Merhabalar efendim! Nasılsınız bakalım? Bunu da böyle yazıyorum ama hiç kimse bana cevap vermiyor.
Neyse yeni bölüme hazır mıyız?
Geçen bölüm nasıldı? Beğendiniz sanırım. Bölümleri sıklıkla atmaya devam edeceğim ve size küçük bir duyurum var.
Artık üniversiteye hazırlanıyorum. Yani Eylül ayından yeni hayata başlıyorum diye biliriz. Üniversite çok zor geçecek benim için çünkü aynı okul gibi bir yer değil. Yani Azerbaycan da öyle. Bu yüzden yazmaya fırsatım olmaya bilir. Bunun için şimdiden haber vermek istedim. O yüzden anlayışla karşılamanızı bekliyorum. Tabi ki, bu hiçbir zaman yazmayacağım anlamına gelmiyor. Yazacağım vakit buldukça. Yazacağım zaman ise mesaj panomda sizi bilgilendireceğim.
Kara Murat'ta DİLDÂDE gibi iki hisseli bir kurgu. Birinci hissesinin bitmesine az kaldı. Muhtemelen bu ay vedalaşacağız sizlerle. Bu ayın sonuna kadar birinci hisse bitmiş olur. Şimdiden bomba olaylar ile karşılaşacağınızı söyleye bilirim. Spoi vermemek için kendimi zor tutuyorum...
Neyse sizi daha fazla bekletmeden yeni bölüme geçelim. Umarım beğenirsiniz.
Oy atıp, yorum yapmayı unutmayın lütfen.
Bu yazar sizi seviyor! 🤍🦋
"GÜL!"
Adımı biri bağırarak söyülyordu ve bu sesler dışarıdan geliyordu. Kaşlarımı çatıp endişeli halde Murat'a baktım. Gergindi ve o da benim gibi olan biteni anlamaya çalışıyordu.
"Ha kimdur boyle bağirip duriy da dişaruda!" Herkes bir birine bakmaya başladı. Sesin sahibini tanımıyordum. Ve neden benim adımı böyle bağırarak söylediğini hiç anlamıyordum.
"Gül diyor!" Dedi Yasemin bana bakarak. "Gül'ü çağırıyor sanırım." Eliyle beni işaret etti.
"Gül kızım?" Annemin sesini duyunca bakışlarım ona döndü. Başımı iki yana salladım.
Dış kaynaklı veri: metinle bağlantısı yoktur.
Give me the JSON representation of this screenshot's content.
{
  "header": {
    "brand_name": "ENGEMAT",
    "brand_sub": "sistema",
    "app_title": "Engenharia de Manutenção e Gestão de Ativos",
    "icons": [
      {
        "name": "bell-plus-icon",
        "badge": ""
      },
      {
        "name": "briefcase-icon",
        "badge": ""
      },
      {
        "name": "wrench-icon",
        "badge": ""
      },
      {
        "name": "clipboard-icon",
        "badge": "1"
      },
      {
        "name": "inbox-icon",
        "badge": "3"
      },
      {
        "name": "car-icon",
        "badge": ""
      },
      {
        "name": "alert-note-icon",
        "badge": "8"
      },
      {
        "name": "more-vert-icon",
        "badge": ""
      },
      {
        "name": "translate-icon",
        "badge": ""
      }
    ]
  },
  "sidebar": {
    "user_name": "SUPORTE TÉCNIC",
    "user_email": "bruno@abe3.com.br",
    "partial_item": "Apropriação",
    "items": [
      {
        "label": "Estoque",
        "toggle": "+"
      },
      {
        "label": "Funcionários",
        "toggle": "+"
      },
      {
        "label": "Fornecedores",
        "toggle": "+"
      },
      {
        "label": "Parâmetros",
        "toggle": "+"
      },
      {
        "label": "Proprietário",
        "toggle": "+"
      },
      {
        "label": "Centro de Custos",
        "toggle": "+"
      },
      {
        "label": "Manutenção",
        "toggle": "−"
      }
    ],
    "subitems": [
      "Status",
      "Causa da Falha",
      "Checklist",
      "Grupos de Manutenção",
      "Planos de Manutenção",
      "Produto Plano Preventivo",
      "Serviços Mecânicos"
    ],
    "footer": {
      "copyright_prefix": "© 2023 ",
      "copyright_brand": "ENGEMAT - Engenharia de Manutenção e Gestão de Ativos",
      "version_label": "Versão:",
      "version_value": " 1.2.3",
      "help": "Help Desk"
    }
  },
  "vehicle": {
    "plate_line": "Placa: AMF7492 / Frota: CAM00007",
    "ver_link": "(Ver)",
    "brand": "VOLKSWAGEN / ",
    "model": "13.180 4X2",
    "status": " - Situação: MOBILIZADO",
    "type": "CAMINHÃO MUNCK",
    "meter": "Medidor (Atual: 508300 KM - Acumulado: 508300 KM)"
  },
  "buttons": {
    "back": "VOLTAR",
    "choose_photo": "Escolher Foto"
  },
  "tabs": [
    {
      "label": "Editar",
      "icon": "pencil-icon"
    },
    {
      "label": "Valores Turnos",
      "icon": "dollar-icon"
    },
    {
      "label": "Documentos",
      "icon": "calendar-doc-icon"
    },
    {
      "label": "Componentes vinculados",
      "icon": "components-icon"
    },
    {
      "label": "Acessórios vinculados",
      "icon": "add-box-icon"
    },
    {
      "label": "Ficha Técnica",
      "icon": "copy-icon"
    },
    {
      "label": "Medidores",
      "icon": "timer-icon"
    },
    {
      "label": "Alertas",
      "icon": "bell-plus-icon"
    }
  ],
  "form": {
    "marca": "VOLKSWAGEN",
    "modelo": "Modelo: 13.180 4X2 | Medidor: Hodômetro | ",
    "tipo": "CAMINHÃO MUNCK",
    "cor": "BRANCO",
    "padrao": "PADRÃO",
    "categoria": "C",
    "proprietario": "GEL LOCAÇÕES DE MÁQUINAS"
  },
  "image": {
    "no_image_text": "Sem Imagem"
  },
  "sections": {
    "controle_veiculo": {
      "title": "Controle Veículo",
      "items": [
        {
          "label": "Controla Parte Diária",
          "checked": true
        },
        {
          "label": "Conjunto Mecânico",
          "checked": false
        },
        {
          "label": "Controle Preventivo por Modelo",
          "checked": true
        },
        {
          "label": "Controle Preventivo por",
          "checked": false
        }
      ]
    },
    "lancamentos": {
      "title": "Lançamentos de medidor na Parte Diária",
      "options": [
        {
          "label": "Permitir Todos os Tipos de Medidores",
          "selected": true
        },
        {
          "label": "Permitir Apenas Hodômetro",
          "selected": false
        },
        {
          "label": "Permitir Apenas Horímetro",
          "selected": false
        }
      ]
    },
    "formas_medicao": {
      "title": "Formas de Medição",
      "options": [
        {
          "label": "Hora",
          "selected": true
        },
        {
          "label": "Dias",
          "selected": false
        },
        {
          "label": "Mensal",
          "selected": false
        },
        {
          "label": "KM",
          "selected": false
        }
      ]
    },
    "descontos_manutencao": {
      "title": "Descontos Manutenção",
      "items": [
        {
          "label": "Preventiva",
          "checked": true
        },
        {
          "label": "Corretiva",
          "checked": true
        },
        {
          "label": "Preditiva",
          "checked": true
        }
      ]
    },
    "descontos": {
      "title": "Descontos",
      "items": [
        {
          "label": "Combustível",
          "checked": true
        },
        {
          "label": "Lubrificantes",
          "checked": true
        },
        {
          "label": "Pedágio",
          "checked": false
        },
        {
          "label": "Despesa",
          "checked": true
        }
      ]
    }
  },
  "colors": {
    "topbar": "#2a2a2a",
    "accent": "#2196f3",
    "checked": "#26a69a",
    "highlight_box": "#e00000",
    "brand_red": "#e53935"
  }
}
Annem şaşıp kalmıştı.
"Burda böyle duracağımıza dışarı çıkalım." Diye Yiğit bir fikirde bulundu. Haklıydı. Burada boş boş bir birimize bakacağımıza dışarı çıkıp bağıranın kim olduğunu anlaya bilirdik.
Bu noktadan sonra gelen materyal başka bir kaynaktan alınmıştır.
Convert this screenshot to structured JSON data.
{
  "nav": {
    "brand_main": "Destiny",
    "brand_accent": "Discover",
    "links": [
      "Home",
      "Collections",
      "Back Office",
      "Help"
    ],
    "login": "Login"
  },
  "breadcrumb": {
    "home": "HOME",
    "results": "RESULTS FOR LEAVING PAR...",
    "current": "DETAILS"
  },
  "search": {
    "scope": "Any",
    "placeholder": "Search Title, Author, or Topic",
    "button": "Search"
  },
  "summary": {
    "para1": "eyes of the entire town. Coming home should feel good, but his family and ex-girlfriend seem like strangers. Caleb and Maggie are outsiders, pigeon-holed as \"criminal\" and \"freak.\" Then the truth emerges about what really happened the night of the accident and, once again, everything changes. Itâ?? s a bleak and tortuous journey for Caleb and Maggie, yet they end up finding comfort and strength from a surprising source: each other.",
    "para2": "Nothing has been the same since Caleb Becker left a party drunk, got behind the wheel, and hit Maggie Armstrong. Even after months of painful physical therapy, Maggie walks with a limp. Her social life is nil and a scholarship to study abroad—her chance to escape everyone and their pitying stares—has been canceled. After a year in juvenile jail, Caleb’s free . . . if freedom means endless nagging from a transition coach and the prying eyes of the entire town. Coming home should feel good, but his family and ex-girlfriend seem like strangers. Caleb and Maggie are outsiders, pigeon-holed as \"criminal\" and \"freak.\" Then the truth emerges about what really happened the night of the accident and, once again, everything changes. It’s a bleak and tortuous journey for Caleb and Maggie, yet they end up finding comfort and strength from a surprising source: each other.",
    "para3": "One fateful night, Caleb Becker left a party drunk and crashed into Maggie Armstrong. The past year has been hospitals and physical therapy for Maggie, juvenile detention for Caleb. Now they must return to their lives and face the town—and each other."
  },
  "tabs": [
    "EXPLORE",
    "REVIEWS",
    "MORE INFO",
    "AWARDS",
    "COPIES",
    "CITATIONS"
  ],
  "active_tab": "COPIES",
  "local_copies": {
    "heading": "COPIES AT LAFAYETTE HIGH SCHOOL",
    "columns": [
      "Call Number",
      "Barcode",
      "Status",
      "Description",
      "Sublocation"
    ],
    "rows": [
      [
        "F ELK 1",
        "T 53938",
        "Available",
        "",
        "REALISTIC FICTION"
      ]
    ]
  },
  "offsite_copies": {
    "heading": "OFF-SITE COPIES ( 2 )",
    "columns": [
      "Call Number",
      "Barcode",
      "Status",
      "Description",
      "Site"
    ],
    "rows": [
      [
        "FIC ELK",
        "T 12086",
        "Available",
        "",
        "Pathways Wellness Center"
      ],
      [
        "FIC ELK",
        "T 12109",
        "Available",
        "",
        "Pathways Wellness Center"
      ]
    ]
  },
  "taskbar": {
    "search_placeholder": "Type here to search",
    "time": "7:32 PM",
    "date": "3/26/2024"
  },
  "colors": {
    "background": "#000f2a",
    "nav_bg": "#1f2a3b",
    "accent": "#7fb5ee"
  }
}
Murat herkesten önce ayrıldı salondan. Kapının açılma sesini duyduğumuzda dışarı çıktığını anladık. Bizde hemen arkasından hızlı adımlarla dışarı çıktık. Önde babam, annem ve Kerime hanım duruyordu. Melis, ben ve Yasemin yan yanaydık. Aysel abla da bizi geçip öne atıldı. Yiğit Yaseminin yanından geçerek abisinin, Murat'ın yanına gitti.
En sonunda adımı bağırarak bütün mahalleyi ayağa kaldırmış adamı gördüm. Gözlerim fal taşı gibi açıldı. Bunun burada ne işi vardı?
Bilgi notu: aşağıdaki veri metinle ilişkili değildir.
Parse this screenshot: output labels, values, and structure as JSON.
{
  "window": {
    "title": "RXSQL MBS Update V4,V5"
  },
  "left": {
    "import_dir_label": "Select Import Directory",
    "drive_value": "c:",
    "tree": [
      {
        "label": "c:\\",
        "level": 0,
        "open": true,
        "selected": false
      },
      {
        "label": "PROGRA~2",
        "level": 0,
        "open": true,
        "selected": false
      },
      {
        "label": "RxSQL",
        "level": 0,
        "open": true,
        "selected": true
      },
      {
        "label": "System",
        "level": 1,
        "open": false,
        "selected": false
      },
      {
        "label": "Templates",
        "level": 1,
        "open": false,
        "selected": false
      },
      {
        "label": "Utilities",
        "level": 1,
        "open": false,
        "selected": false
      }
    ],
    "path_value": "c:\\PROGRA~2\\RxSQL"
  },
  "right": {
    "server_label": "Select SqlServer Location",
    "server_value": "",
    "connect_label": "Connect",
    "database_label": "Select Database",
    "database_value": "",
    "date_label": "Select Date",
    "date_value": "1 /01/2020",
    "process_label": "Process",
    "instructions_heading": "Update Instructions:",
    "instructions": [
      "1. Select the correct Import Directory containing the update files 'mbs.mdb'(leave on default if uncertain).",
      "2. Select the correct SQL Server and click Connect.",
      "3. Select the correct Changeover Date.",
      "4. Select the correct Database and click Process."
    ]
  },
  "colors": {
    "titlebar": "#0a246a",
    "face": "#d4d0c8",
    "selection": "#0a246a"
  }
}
"Gül'ü sana vermem Kara Murat! Önce ben istedim onu!" Manavcı Şakir amcanın oğlu Hamdi Murat'ın karşısında duruyordu. Dağınık bir haldeydi. Murat uzun boylu olduğu için karşısında küçük gözüküyordu. Bu adam ne yapmaya çalışıyordu? Ayrıca ben bir oyuncak mıydım ki, beni ilk önce o, istiyormuş? Bu ne hadsizlik?
ŞİMDİ OKUDUĞUN
KARA MURAT | Mahalle Serisi
RomanceMahallenin yaptığı yardımları ile dilinden düşmeyen, bütün kızların deli divane olup peşinden koştuğu, ağırbaşlı, yardımsever ve bir o kadar da sert bir ağır abisi ile evlendiğinizi düşünün... Murat Karasu. Namı değer "Kara Murat" ile tanışmaya ne d...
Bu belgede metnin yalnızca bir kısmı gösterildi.